– Sei que me deu os ovos de dragão.
O cavaleiro fungou.
– Se soubesse que os ovos podiam eclodir, teria se sentado pessoalmente sobre eles.
Aquilo fez com que ela sorrisse a contragosto.
–Ah, não tenho qualquer dúvida disso, sor. Conheço Illyrio melhor do que você pensa. Era uma criança quando deixei sua mansão em Pentos para desposar meu sol-e-estrelas, mas não era nem surda nem cega. E agora não sou criança.
– Mesmo se Illyrio for o amigo que pensa que é – o cavaleiro disse teimosamente –, não é suficientemente poderoso para entronizá-la sozinho, tal como não pôde fazer ao seu irmão.
– Ele é rico. Não tão rico como Xaro, talvez, mas suficientemente rico para contratar navios para mim, e também homens.
– Mercenários têm suas utilidades – Sor Jorah admitiu –, mas não conquistará o trono do seu pai com o refugo das Cidades Livres.

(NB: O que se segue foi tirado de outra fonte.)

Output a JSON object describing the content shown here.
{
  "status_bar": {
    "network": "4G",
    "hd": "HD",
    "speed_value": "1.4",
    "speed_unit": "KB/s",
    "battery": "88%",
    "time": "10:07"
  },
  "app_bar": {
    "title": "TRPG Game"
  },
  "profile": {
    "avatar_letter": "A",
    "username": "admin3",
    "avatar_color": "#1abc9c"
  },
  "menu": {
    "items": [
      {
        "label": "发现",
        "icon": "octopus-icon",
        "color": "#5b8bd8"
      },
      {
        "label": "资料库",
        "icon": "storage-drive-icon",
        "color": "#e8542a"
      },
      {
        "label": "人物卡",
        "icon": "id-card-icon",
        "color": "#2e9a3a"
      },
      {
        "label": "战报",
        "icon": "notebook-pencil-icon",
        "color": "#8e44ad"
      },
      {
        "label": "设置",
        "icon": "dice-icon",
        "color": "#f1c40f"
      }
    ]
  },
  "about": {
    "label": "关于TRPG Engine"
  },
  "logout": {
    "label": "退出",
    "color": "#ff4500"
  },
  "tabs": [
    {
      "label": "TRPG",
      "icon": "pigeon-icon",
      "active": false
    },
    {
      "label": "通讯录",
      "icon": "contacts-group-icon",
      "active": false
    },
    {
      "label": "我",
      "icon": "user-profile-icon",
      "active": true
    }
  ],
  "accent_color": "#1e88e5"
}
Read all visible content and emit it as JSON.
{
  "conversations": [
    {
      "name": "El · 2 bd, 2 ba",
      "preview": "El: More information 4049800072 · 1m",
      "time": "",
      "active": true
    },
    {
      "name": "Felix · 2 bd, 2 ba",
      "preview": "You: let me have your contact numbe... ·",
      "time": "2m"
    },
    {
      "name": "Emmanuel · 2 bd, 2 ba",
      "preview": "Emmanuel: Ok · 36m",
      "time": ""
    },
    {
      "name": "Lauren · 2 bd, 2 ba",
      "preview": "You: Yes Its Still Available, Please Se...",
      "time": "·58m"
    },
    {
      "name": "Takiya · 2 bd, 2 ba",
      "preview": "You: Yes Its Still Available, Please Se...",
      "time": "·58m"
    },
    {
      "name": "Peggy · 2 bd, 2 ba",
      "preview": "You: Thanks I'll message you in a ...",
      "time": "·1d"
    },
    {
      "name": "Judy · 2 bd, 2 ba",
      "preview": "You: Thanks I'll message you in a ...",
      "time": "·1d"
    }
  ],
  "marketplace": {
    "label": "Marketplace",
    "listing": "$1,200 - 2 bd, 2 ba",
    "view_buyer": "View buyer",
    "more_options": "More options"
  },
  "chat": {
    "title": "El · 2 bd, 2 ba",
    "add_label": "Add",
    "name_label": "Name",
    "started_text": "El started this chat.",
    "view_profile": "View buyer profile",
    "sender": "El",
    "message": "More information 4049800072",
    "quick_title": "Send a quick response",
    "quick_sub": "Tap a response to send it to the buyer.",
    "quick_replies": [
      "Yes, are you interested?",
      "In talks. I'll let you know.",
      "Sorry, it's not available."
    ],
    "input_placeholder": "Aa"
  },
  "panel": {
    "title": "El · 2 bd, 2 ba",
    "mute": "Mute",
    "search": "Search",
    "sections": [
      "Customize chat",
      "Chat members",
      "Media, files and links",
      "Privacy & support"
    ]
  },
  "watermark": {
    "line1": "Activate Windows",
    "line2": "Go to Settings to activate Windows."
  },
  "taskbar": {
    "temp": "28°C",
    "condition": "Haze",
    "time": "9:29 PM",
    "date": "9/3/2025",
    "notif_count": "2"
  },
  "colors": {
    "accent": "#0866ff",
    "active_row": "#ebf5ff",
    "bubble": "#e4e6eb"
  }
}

Nada une um reino fracionado tão depressa como um exército invasor em seu solo.
– Eu sou sua legítima rainha – Dany protestou.
– É uma estranha que pretende desembarcar em sua costa com um exército de forasteiros que sequer sabem falar o Idioma Comum. Os senhores de Westeros não a conhecem, e têm todos os motivos para temê-la e desconfiar da senhora. Precisa ganhá-los antes de zarpar. Pelo menos alguns.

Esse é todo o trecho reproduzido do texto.